Healthcare-associated infection trends in Chilean hospitals
Abstract:
Background: Healthcare-associated infections remain a major patient safety challenge in hospital settings. Surveillance systems provide monitoring, but few studies integrate long-term trends in infection risk and outcomes with measures of system capacity and emergency investment.
Methods: We conducted a descriptive analysis of national HAI surveillance data from Chilean public hospitals spanning 2017-2022, reported in accordance with STROBE guidelines. Indicators included HAI prevalence, device utilization ratios, incidence densities for ventilator-associated pneumonia (VAP), central line-associated bloodstream infection (CLABSI), and catheter-associated urinary tract infection (CAUTI), VAP case fatality rates, and outbreak reports. Emergency health investment data were integrated to explore temporal patterns before, during, and after the COVID-19 pandemic.

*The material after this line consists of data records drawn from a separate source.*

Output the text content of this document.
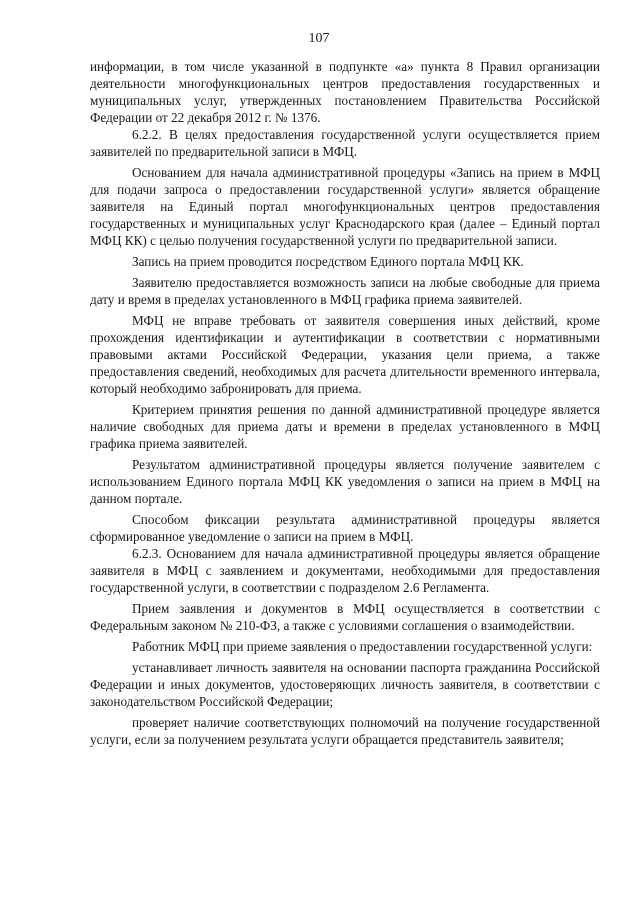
107

информации, в том числе указанной в подпункте «а» пункта 8 Правил организации деятельности многофункциональных центров предоставления государственных и муниципальных услуг, утвержденных постановлением Правительства Российской Федерации от 22 декабря 2012 г. № 1376.

6.2.2. В целях предоставления государственной услуги осуществляется прием заявителей по предварительной записи в МФЦ.

Основанием для начала административной процедуры «Запись на прием в МФЦ для подачи запроса о предоставлении государственной услуги» является обращение заявителя на Единый портал многофункциональных центров предоставления государственных и муниципальных услуг Краснодарского края (далее – Единый портал МФЦ КК) с целью получения государственной услуги по предварительной записи.

Запись на прием проводится посредством Единого портала МФЦ КК.

Заявителю предоставляется возможность записи на любые свободные для приема дату и время в пределах установленного в МФЦ графика приема заявителей.

МФЦ не вправе требовать от заявителя совершения иных действий, кроме прохождения идентификации и аутентификации в соответствии с нормативными правовыми актами Российской Федерации, указания цели приема, а также предоставления сведений, необходимых для расчета длительности временного интервала, который необходимо забронировать для приема.

Критерием принятия решения по данной административной процедуре является наличие свободных для приема даты и времени в пределах установленного в МФЦ графика приема заявителей.

Результатом административной процедуры является получение заявителем с использованием Единого портала МФЦ КК уведомления о записи на прием в МФЦ на данном портале.

Способом фиксации результата административной процедуры является сформированное уведомление о записи на прием в МФЦ.

6.2.3. Основанием для начала административной процедуры является обращение заявителя в МФЦ с заявлением и документами, необходимыми для предоставления государственной услуги, в соответствии с подразделом 2.6 Регламента.

Прием заявления и документов в МФЦ осуществляется в соответствии с Федеральным законом № 210-ФЗ, а также с условиями соглашения о взаимодействии.

Работник МФЦ при приеме заявления о предоставлении государственной услуги:

устанавливает личность заявителя на основании паспорта гражданина Российской Федерации и иных документов, удостоверяющих личность заявителя, в соответствии с законодательством Российской Федерации;

проверяет наличие соответствующих полномочий на получение государственной услуги, если за получением результата услуги обращается представитель заявителя;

Results: HAI prevalence remained stable over six years. However, device utilization increased during 2020-2021, with corresponding rises in device-associated infection rates, particularly VAP. VAP case fatality rates increased in 2020-2021, reversing pre-pandemic declines. Periods of rapid expansion in critical care capacity coincided with higher outbreak reports.
Conclusions: During the COVID-19 pandemic, device-associated infections and infection-related severity increased despite stable HAI prevalence. By linking surveillance data with indicators of system capacity and emergency investment, this study helps explain how large-scale system disruptions affect infection risk and patient outcomes. Strengthening infection prevention alongside surge planning remains essential.
Reference:
Lara C, Kappe M, Chandia P, Osorio K, Ferreira-Umpiérrez FU, Brotons de Los Reyes P. Six-Year Trends in Healthcare-Associated Infections in Chilean Hospitals: A National Surveillance Analysis (2017-2022). Am J Infect Control. 2026 Apr 21:S0196-6553(26)00405-0. doi: 10.1016/j.ajic.2026.04.002. Epub ahead of print. PMID: 42025849.